Frente ao presente panorama, a delegação cubana concedeu uma entrevista ao Daily Mail, onde lhe foi questionado primeiramente se suas missões em que manda profissionais para outras nações não estaria desvinculando a economia interna cubana, no qual a resposta foi: "Nós temos ganhado muito dinheiro com isso, na verdade, cerca de 8,2 bilhões de dólares foram arrecadados desde 1973 quando foi lançado o programa após a revolução cubana para auxiliar a economia de Cuba, nós não estamos doando grande parte do nosso capital humano ao ponto de nos prejudicar, nós temos número suficiente de médicos e profissionais da área científica atuando no nosso país. Além disso, as nossas missões têm como objetivo a solidariedade, sobretudo em países de fragilidade".

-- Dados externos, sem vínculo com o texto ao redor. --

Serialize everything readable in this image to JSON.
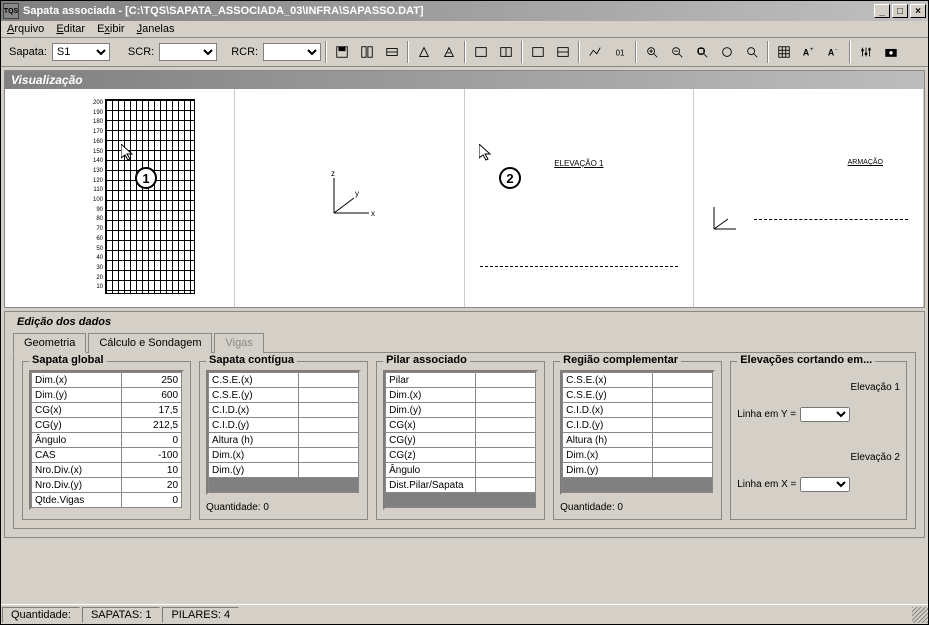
{
  "window": {
    "icon_text": "TQS",
    "title": "Sapata associada -  [C:\\TQS\\SAPATA_ASSOCIADA_03\\INFRA\\SAPASSO.DAT]"
  },
  "menubar": [
    "Arquivo",
    "Editar",
    "Exibir",
    "Janelas"
  ],
  "toolbar": {
    "sapata_label": "Sapata:",
    "sapata_value": "S1",
    "scr_label": "SCR:",
    "rcr_label": "RCR:"
  },
  "visualization": {
    "title": "Visualização",
    "ticks": "200\n190\n180\n170\n160\n150\n140\n130\n120\n110\n100\n90\n80\n70\n60\n50\n40\n30\n20\n10",
    "elev_label": "ELEVAÇÃO 1",
    "armacao_label": "ARMAÇÃO"
  },
  "callouts": {
    "c1": "1",
    "c2": "2"
  },
  "edit": {
    "title": "Edição dos dados",
    "tabs": {
      "geom": "Geometria",
      "calc": "Cálculo e Sondagem",
      "vigas": "Vigas"
    },
    "groups": {
      "g1": {
        "title": "Sapata global",
        "rows": [
          {
            "l": "Dim.(x)",
            "v": "250"
          },
          {
            "l": "Dim.(y)",
            "v": "600"
          },
          {
            "l": "CG(x)",
            "v": "17,5"
          },
          {
            "l": "CG(y)",
            "v": "212,5"
          },
          {
            "l": "Ângulo",
            "v": "0"
          },
          {
            "l": "CAS",
            "v": "-100"
          },
          {
            "l": "Nro.Div.(x)",
            "v": "10"
          },
          {
            "l": "Nro.Div.(y)",
            "v": "20"
          },
          {
            "l": "Qtde.Vigas",
            "v": "0"
          }
        ]
      },
      "g2": {
        "title": "Sapata contígua",
        "rows": [
          {
            "l": "C.S.E.(x)",
            "v": ""
          },
          {
            "l": "C.S.E.(y)",
            "v": ""
          },
          {
            "l": "C.I.D.(x)",
            "v": ""
          },
          {
            "l": "C.I.D.(y)",
            "v": ""
          },
          {
            "l": "Altura (h)",
            "v": ""
          },
          {
            "l": "Dim.(x)",
            "v": ""
          },
          {
            "l": "Dim.(y)",
            "v": ""
          }
        ],
        "qty": "Quantidade: 0"
      },
      "g3": {
        "title": "Pilar associado",
        "rows": [
          {
            "l": "Pilar",
            "v": ""
          },
          {
            "l": "Dim.(x)",
            "v": ""
          },
          {
            "l": "Dim.(y)",
            "v": ""
          },
          {
            "l": "CG(x)",
            "v": ""
          },
          {
            "l": "CG(y)",
            "v": ""
          },
          {
            "l": "CG(z)",
            "v": ""
          },
          {
            "l": "Ângulo",
            "v": ""
          },
          {
            "l": "Dist.Pilar/Sapata",
            "v": ""
          }
        ]
      },
      "g4": {
        "title": "Região complementar",
        "rows": [
          {
            "l": "C.S.E.(x)",
            "v": ""
          },
          {
            "l": "C.S.E.(y)",
            "v": ""
          },
          {
            "l": "C.I.D.(x)",
            "v": ""
          },
          {
            "l": "C.I.D.(y)",
            "v": ""
          },
          {
            "l": "Altura (h)",
            "v": ""
          },
          {
            "l": "Dim.(x)",
            "v": ""
          },
          {
            "l": "Dim.(y)",
            "v": ""
          }
        ],
        "qty": "Quantidade: 0"
      },
      "g5": {
        "title": "Elevações cortando em...",
        "elev1": "Elevação 1",
        "line_y": "Linha em Y =",
        "elev2": "Elevação 2",
        "line_x": "Linha em X ="
      }
    }
  },
  "statusbar": {
    "s1": "Quantidade:",
    "s2": "SAPATAS: 1",
    "s3": "PILARES: 4"
  }
}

Prossigo para iniciar a segunda pergunta na esperança de conseguir respostas mais completas do representante da Cuba no comitê. Indago-lhe se estas missões não seriam uma estratégia para pôr em dívida os países que iriam receber a mão de obra cubana, o delegado me refuta com o argumento a seguir: "Países como Venezuela e Brasil, os quais nós prestamos missões, devem desenvolver por si próprios, ações para que não dependam de nós, esse processo não deve ser uma ação a longo prazo, deve só auxiliar no momento em que a crise de saúde que eles passam"
Depois destes dois questionamentos desferidos à delegação da Cuba, a entrevista passou a ter uma conotação de repetimento, e não torno este fato isento de minha culpa, porém, um elemento salvou a entrevista do futuro declínio, o perguntei sobre a situação de estabilidade que os cubanos têm quando migram para fora do país, o delegado então explicou quê: " É verdade que a maioria dos médicos (cubanos) em outros países têm maior rentabilidade nesses outros países do que em Cuba por causa do número de médicos, além do mais, nossa saúde é gratuita, então não oferece salários muito altos aos nossos próprios médicos, porque não é um serviço, vamos dizer assim, valorizada, porque nós temos uma mão de obra em abundância, é mais para enviar esse excedente ". No final das contas, a entrevista foi em média satisfatória, embora eu tenha a impressão que ele só soube driblar muito bem das problemáticas levantadas.